Uber, in fact, has deployed that phrase for its own purposes as it looks beyond its core ride-hailing offering to more food deliveries, as well as scooters and other areas. “We want to be the Amazon of transportation,” Uber CEO Dara Khosrowshahi said earlier this year. Part of that vision includes Uber’s recently launched Mode Switch feature, “an in-app tool that lets people see what modes of transportation the company offers in that location: cars, bikes or scooters. From there, riders can select what mode they want to use.”
Now, of course, there are various would-be Ubers (or, more rarely, Lyfts), including services that focus on transportation for children, gas delivery, ambulances and — yes, this again — cannabis. Being an “Uber of” something or another is, in general, an attempt to place a company as a major disruptor that offers significant choice among providers and solid, reliable distribution or delivery — presumably, with payments as seamlessly woven into the background as when using Uber or Lyft.
Clichés, of course, can serve as compliments and even a form of praise, and if you look beyond the marketing hype, that’s what much of this comes down to — praise for business models that have not only disrupted, but have worked to remove friction from payments and commerce, to be able to solve platform problems and work past challenges, and to apply innovation in ways that not only succeed, but lead to market dominance.
Using those clichés, it seems, can also encourage more such innovation — more movement toward seamless payments and sophisticated commerce.
But those clichés carry with them high standards and expectations. Most organizations will not be able to meet those standards — and there’s good reason to think that not all of them should even try.
Despite the intentions of those phrases — based either on good-hearted intentions or cynical marketing hype, or a mix of both – they persist.
In fact, “it’s the Uber of …” comes in at No. 23 in a recent list of the “30 Most Overused Workplace Expressions of 2018” from FitSmallBusiness.com.

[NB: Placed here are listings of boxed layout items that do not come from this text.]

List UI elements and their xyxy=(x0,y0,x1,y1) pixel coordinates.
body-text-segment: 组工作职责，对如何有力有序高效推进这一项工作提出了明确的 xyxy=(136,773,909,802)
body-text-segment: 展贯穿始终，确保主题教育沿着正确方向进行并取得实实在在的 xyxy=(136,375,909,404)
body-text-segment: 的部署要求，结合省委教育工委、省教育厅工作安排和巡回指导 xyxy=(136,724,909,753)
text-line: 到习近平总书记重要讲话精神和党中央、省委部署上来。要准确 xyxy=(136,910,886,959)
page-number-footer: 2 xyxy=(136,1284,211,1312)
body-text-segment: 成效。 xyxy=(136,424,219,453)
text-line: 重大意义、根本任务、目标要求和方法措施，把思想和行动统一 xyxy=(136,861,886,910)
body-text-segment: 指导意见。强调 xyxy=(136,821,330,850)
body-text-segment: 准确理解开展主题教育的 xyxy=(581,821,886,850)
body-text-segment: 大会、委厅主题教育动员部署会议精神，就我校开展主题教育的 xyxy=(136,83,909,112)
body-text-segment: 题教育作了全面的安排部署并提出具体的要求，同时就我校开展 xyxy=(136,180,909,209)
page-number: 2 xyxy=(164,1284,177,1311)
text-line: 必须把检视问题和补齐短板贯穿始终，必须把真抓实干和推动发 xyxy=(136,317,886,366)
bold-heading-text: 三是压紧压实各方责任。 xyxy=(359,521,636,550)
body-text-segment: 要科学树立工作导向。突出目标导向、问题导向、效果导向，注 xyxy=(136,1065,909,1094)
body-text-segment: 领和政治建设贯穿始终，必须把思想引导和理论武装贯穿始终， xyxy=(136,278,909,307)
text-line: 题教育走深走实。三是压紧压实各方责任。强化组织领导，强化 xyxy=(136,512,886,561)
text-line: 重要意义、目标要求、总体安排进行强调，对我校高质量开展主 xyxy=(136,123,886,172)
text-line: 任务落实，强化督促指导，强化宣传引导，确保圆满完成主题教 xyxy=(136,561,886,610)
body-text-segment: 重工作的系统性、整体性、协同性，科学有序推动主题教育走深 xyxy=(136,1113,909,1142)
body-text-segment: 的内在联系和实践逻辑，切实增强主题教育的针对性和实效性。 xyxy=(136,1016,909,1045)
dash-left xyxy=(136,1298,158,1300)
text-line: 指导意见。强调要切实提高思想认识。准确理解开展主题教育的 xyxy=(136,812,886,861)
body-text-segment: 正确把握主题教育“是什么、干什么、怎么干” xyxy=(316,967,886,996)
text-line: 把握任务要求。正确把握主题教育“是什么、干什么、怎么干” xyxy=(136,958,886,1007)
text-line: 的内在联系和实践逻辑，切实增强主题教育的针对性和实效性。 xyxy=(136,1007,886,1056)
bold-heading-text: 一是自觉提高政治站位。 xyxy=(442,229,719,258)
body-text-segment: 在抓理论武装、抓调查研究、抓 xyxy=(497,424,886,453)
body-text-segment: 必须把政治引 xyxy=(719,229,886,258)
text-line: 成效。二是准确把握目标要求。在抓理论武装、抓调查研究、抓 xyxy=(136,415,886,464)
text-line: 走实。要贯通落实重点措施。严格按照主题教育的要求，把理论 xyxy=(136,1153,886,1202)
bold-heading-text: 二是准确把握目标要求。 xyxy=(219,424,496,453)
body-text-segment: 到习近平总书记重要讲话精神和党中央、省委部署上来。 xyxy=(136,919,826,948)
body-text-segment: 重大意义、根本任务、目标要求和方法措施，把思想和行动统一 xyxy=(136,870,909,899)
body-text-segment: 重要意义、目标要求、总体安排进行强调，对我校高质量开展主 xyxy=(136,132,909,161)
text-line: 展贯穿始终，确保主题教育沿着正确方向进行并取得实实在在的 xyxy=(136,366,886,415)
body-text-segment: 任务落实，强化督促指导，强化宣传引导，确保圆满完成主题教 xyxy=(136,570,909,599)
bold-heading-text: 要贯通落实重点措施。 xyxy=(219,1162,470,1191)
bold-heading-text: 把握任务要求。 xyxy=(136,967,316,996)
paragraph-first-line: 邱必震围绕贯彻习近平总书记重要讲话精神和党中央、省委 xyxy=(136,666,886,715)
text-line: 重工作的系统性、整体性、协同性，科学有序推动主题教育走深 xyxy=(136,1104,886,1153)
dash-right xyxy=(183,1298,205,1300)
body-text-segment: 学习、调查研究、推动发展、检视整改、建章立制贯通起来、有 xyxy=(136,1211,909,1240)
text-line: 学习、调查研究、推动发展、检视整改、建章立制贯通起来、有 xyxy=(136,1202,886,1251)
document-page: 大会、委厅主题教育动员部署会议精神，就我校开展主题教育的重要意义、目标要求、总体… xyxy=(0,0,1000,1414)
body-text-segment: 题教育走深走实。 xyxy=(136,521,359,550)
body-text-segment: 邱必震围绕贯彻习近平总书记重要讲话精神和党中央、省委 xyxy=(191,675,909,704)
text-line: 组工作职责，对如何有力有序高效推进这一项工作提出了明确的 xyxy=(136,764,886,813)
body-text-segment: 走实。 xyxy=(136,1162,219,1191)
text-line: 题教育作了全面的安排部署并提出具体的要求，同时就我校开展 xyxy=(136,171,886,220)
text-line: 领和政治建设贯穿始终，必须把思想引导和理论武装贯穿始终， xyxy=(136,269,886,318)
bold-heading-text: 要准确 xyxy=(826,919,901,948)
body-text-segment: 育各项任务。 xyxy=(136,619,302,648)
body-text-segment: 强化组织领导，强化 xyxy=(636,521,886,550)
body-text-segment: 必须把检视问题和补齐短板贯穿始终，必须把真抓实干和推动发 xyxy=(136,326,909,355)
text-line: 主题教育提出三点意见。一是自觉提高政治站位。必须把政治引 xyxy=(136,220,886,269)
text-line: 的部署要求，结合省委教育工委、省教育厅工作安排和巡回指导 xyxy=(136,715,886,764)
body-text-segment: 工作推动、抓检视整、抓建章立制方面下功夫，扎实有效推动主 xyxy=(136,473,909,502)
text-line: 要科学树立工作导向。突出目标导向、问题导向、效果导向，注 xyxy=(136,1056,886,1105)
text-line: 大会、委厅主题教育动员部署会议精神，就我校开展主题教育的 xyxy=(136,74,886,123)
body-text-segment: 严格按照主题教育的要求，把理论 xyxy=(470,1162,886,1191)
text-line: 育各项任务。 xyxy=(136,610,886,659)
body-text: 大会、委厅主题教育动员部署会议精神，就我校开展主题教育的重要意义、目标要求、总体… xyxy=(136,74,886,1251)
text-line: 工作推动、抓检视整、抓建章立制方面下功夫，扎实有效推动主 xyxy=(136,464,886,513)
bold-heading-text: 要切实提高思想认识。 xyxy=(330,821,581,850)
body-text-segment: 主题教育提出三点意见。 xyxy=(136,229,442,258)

Topping the list at No. 1 is “let’s circle back,” and the Uber device stands between “put your feelers out” and “we’re working in silos.” According to the list, the Uber phrase is best translated as “we have no other logical way to explain our startup.”
More seriously, attaching such a cliché to a business or business idea may not be the smartest way to go about things — and could even turn off investors or others who could help a new business grow. “We don’t need the ‘Uber’ of every possible thing. Most ideas like this shouldn’t even make it out of a brainstorming session,” recounts a recent analysis from Inc.
The harsh reality is that no business is likely the Uber, or Amazon, of anything. Imitation is often said to be the sincerest form of flattery – one that according to Bloomberg, at least in Amazon’s case, “increases with the company’s market value and profile.” And cliché functions as shorthand, and can often provide positive results if not taken too far. But the reliance on Uber and Amazon as easy marketing shorthand is likely to cause a good deal of chuckling among future historians of the digital economy, since most of them could very well end up being the Uber or Amazon of nothing.